Features of Mēris botnet
There are some special features that have been published by Yandex and Qrator regarding this DDoS attack, and here we have mentioned them below:-
- Socks4 proxy at the affected device (unconfirmed, although Mikrotik devices use socks4)
- Use of HTTP pipelining (http/1.1) method for DDoS attacks (confirmed)
- Making the DDoS attacks themselves RPS-based (confirmed)
- Open port 5678 (confirmed)
Comprehensive and robust botnet
Russian media broke when news about a huge DDoS attack hitting Yandex appeared. It is been described as the largest attack in the history of the Russian internet, therefore it was given the name of “RuNet.”
According to the recent details, which emerged in joint research from Yandex it has been pronounced that they are providing DDoS protection services. There were several attacks, out of which information was collected by the new Meris botnet and it showed a force of more than 30,000 devices.

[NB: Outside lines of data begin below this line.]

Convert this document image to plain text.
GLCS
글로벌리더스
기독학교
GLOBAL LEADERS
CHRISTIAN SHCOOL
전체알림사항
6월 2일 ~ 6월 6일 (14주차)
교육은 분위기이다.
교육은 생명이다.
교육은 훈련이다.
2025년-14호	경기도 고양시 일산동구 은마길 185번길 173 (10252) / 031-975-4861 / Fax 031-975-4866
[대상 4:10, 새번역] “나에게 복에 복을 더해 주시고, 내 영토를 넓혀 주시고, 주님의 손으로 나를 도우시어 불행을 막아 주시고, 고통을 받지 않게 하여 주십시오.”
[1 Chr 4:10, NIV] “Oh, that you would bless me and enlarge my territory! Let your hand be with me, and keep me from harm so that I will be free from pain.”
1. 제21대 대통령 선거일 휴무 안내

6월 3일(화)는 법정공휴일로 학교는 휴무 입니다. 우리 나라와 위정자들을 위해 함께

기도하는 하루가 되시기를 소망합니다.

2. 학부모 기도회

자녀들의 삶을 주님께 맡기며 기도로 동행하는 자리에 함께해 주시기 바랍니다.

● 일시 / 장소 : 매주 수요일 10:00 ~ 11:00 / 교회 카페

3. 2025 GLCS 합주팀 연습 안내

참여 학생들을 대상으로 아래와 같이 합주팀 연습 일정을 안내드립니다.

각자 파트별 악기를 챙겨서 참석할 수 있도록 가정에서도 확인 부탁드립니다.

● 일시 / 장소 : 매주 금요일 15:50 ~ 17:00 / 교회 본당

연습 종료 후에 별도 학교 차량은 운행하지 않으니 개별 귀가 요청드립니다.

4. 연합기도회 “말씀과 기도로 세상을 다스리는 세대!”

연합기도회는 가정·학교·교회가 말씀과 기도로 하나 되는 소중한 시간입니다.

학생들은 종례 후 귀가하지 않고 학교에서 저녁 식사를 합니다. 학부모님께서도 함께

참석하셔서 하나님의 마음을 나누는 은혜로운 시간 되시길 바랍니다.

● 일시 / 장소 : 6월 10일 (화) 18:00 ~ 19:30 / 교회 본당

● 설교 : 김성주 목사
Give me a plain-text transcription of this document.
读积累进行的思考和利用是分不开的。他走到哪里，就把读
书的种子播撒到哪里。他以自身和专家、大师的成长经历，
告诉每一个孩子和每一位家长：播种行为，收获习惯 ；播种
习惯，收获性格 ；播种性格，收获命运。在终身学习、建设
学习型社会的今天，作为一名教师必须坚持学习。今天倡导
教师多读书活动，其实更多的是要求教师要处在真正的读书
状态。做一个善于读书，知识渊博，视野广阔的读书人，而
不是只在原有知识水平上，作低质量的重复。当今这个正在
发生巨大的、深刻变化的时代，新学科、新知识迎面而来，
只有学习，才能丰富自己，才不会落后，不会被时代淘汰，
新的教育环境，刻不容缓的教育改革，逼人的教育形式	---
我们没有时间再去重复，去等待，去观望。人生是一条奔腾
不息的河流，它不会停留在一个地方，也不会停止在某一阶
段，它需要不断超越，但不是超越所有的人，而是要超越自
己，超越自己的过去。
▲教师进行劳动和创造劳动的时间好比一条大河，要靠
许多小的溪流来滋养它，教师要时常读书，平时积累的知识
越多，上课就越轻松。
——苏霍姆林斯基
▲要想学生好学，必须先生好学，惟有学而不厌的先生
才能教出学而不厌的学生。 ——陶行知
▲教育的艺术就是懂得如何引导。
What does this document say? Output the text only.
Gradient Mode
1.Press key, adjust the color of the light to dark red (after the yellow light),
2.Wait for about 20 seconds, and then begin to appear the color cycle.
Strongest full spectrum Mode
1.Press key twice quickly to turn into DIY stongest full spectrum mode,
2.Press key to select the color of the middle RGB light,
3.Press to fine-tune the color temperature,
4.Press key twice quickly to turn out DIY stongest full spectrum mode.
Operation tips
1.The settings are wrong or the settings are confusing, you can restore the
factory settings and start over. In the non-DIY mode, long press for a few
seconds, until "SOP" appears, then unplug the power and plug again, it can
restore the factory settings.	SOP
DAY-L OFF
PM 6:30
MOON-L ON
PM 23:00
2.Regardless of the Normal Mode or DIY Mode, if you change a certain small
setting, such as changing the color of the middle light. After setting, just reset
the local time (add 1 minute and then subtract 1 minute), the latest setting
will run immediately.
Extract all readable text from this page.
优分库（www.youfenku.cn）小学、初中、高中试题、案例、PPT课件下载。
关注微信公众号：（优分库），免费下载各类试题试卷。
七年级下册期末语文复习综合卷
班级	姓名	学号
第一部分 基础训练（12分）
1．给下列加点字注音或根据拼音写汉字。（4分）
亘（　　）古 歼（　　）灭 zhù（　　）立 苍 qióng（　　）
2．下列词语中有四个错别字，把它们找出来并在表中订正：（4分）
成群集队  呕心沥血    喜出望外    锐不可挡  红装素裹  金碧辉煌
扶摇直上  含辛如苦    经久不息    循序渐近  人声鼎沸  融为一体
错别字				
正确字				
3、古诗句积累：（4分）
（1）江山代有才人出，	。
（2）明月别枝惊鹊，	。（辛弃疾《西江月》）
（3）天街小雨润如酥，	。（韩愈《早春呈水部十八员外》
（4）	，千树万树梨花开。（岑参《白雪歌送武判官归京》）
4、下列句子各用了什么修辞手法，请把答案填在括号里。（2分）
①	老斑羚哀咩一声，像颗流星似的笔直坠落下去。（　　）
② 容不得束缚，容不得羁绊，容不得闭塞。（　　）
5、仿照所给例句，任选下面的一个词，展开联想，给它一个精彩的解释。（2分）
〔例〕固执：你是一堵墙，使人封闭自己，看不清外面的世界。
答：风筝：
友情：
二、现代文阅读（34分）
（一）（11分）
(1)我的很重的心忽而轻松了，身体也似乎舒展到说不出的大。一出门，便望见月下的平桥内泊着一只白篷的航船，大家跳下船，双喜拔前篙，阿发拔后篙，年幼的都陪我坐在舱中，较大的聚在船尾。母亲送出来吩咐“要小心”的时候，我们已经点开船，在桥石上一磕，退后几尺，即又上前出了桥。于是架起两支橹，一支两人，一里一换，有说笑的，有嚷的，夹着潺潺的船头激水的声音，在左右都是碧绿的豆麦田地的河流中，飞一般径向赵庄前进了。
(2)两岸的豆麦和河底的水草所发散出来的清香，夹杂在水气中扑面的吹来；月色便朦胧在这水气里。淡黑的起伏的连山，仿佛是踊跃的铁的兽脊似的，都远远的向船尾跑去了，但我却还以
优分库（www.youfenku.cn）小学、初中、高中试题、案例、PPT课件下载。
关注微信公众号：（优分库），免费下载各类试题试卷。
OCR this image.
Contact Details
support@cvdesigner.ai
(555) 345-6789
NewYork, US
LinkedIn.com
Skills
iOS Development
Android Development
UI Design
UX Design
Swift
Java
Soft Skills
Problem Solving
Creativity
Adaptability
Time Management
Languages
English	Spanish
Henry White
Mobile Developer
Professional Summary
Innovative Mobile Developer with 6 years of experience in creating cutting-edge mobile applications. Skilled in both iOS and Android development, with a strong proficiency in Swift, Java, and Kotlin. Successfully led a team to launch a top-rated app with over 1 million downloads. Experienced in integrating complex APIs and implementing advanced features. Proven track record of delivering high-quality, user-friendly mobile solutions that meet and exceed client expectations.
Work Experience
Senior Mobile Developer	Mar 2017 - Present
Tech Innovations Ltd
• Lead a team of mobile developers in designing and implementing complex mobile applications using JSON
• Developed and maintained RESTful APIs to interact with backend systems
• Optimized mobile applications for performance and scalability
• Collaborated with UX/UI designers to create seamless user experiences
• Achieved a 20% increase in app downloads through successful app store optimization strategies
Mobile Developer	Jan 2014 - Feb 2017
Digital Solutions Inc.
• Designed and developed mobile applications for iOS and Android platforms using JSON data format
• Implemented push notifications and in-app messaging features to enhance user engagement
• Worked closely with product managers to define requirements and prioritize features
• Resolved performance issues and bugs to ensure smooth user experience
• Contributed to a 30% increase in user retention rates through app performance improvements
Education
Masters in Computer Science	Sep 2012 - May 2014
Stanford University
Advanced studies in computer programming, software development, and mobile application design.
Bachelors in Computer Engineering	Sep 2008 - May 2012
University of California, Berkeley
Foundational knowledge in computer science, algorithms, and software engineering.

The data that has been collected by Yandex, observed that the assaults on its servers relied on 56,000 attacking hosts. However, 2,50,000 compromised devices may have been seen during the indication by the security experts.
Countries with active hosts
Country | Hosts | % of global |
United States of America | 139930 | 42.6% |
China | 61994 | 18.9% |
Brazil | 9244 | 2.8% |
Indonesia | 7359 | 2.2% |
India | 6767 | 2.1% |
Hong Kong | 5225 | 1.6% |
Japan | 4928 | 1.5% |
Sweden | 4750 | 1.4% |
South Africa | 4729 | 1.4% |
Botnet’s history of attacks on Yandex
Here’s the history of attacks on Yandex:-
- 2021-08-07 – 5.2 million RPS
- 2021-08-09 – 6.5 million RPS
- 2021-08-29 – 9.6 million RPS
- 2021-08-31 – 10.9 million RPS
- 2021-09-05 – 21.8 million RPS
What to do in such a situation?
Blacklist still exists, therefore those attacks are not spoofed, hence, the victim sees the attack origin just the way it is. To not disturb the possible end-user and thwart the attack, blocking would be sufficient.
Nobody knows how the owners of the Meris botnet would act in the future. But, there is a fair probability that they could be taking advantage of the compromise devices by making the hundred percent of their capacity.
In such cases, the only way other than blocking every request is to prevent the answering of the pipelined requests. Although, pipelining could be turned into a disaster if there is no DDoS attack mitigation at the targeted server.
The threat actors need less workforce to fill the RPS threshold for the victim and it turns out that many were not ready for such a situation.